I was this week in Cape Town (SA) to attend and keynote at SLTU 2012, the third workshop of Spoken Language Technologies for Under-resourced languages. In few words, it is the community that is working on how to develop Text-To-Speech (TTS) and Speech Recognition (SR) engines for languages that don’t have enough speakers or that are not known enough to be managed by traditional approaches that were developed for e.g. French, Spanish or English.
TTS and SR are essential modules to deliver voice-based services, and in that regards, it is a topic we are working on in all our projects, in particular VBAT and VOICES. While voice-based services can be built in any languages of the World by recording audio prompts, TTS and SR are essential elements to make more advanced, dynamic, multi-channel (web and voice) services. While I’m not at all an expert in this domain, I was interested to learn how other people and organizations are addressing the same problems. I was also interested to see the type of use-cases that the community is working on.
At the end, I’m amazed and really surprised. First of all, I realized that I had absolutely no idea about how SR and TTS are built. A big part of the talks were Chinese to me. The domain, like all domains, has lots of specific words, acronyms, etc. that are totally un-understandable by a newbie like me. In our services, we are customers for these modules, and have a relatively good understanding of the functional requirements, but how to develop these modules, it is a totally different stories. So it was very interesting to get this insight view, and now i would be very quiet on these items in my future talks as I know now that I’ve no idea what I’m talking about.
The second major discovery was on the use-cases. One of my expectations was to find people doing similar work as we are doing. I was totally wrong! Except one or two organizations interested in applications, and focusing on services for under-privileged communities, most of people in the room were not focusing on any application. They are developing these modules for all kind of reasons, but mostly to resolve research issues, without any focus on applications. This is surprising to me. The reason of my venue was exactly on this point: trying to push people to focus on useful applications for speech technologies. I hope that what i presented was not as Chinese as what i understood from others, and that will have an impact on some of the participants.

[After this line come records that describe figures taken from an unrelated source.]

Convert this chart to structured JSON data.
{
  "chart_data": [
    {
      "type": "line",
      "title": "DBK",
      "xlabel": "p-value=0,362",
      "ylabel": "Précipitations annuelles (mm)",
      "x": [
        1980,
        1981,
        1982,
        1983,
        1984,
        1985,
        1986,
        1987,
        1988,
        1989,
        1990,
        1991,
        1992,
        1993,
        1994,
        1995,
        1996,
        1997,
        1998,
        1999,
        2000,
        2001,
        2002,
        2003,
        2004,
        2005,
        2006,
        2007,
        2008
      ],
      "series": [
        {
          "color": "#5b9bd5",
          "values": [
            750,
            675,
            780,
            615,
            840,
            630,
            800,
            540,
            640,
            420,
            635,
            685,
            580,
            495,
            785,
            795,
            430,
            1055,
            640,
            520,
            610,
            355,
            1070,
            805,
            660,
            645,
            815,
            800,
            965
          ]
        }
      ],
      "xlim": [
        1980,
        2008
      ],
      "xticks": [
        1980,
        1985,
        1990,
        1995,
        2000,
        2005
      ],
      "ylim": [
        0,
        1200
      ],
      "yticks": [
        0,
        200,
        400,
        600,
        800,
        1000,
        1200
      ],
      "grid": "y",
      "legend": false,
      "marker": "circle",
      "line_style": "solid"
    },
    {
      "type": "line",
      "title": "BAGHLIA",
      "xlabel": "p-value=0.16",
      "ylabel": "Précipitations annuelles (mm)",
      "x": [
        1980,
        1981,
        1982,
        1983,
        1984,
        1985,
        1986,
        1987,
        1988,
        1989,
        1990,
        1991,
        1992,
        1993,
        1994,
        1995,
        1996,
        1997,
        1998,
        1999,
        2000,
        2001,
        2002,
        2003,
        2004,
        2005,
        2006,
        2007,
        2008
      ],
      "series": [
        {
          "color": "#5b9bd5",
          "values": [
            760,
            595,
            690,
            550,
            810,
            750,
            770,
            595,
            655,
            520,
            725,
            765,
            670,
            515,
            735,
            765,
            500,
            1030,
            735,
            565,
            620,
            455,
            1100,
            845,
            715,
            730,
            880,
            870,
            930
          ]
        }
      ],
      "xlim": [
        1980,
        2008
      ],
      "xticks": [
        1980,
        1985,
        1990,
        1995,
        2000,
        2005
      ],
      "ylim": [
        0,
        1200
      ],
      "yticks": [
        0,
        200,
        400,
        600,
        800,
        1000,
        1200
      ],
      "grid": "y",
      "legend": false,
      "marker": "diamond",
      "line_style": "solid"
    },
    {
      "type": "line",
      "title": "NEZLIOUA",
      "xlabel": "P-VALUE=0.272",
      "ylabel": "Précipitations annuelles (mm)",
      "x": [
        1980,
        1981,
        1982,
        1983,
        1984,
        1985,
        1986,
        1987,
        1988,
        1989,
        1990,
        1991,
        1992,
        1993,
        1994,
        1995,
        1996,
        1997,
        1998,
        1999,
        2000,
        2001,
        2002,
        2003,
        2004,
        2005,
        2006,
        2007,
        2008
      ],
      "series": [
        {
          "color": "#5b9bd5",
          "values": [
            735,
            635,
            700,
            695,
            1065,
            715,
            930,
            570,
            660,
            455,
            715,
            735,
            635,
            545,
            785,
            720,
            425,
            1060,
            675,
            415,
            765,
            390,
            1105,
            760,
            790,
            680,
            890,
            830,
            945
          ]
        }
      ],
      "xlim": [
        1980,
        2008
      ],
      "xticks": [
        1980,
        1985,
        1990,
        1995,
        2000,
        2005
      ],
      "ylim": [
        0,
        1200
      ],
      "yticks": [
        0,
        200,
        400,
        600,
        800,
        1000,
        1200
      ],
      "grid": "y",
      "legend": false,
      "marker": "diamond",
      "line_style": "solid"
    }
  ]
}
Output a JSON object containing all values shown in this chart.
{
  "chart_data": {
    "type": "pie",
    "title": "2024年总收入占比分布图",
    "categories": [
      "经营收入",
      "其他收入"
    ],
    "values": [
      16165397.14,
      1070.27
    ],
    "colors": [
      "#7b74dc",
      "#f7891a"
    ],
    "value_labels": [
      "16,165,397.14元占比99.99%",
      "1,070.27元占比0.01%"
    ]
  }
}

African Conference Room: fireplace
The last very interesting point was the second keynote, delivered by Pedro Moreno, leading the speech technologies department at Google. Most of our work in this domain is focusing on providing the benefit of the Web to those who are currently excluded using voice technologies. Google has the opposite approach: how to make the Web friendlier for those who are already users. The role of the speech technologies department is to offer a voice-based search service: Using Google search engine through voice instead of text. All their work and algorithm are based on supporting as much languages as possible on their voice search, as far as there is enough content available on the Web in this language, and there are enough people searching for this content through Google. So they analyze the query strings, and are able then to identify enough content and then develop the languages they can support. They would not be able (as Pedro answered my question) to develop the support of languages that are not existing on the Web yet (using their current methodology). This is another very interesting approach, but reinforced my feeling that we have to push hard to extend the frontier of the Web, bring onboard people who are not yet Web citizens, to ensure that the technology will evolve in a way that will facilitate their interaction.
All in one, I learnt tons of things about languages (e.g. the different types of languages, the fact that languages with writing system less than 100 years old are mostly phonetic, the fact that tonal languages lose their tonal aspect if the speaker size increase a lot, etc.), it was a very eyes-opener exercise, and it was really worth the trip.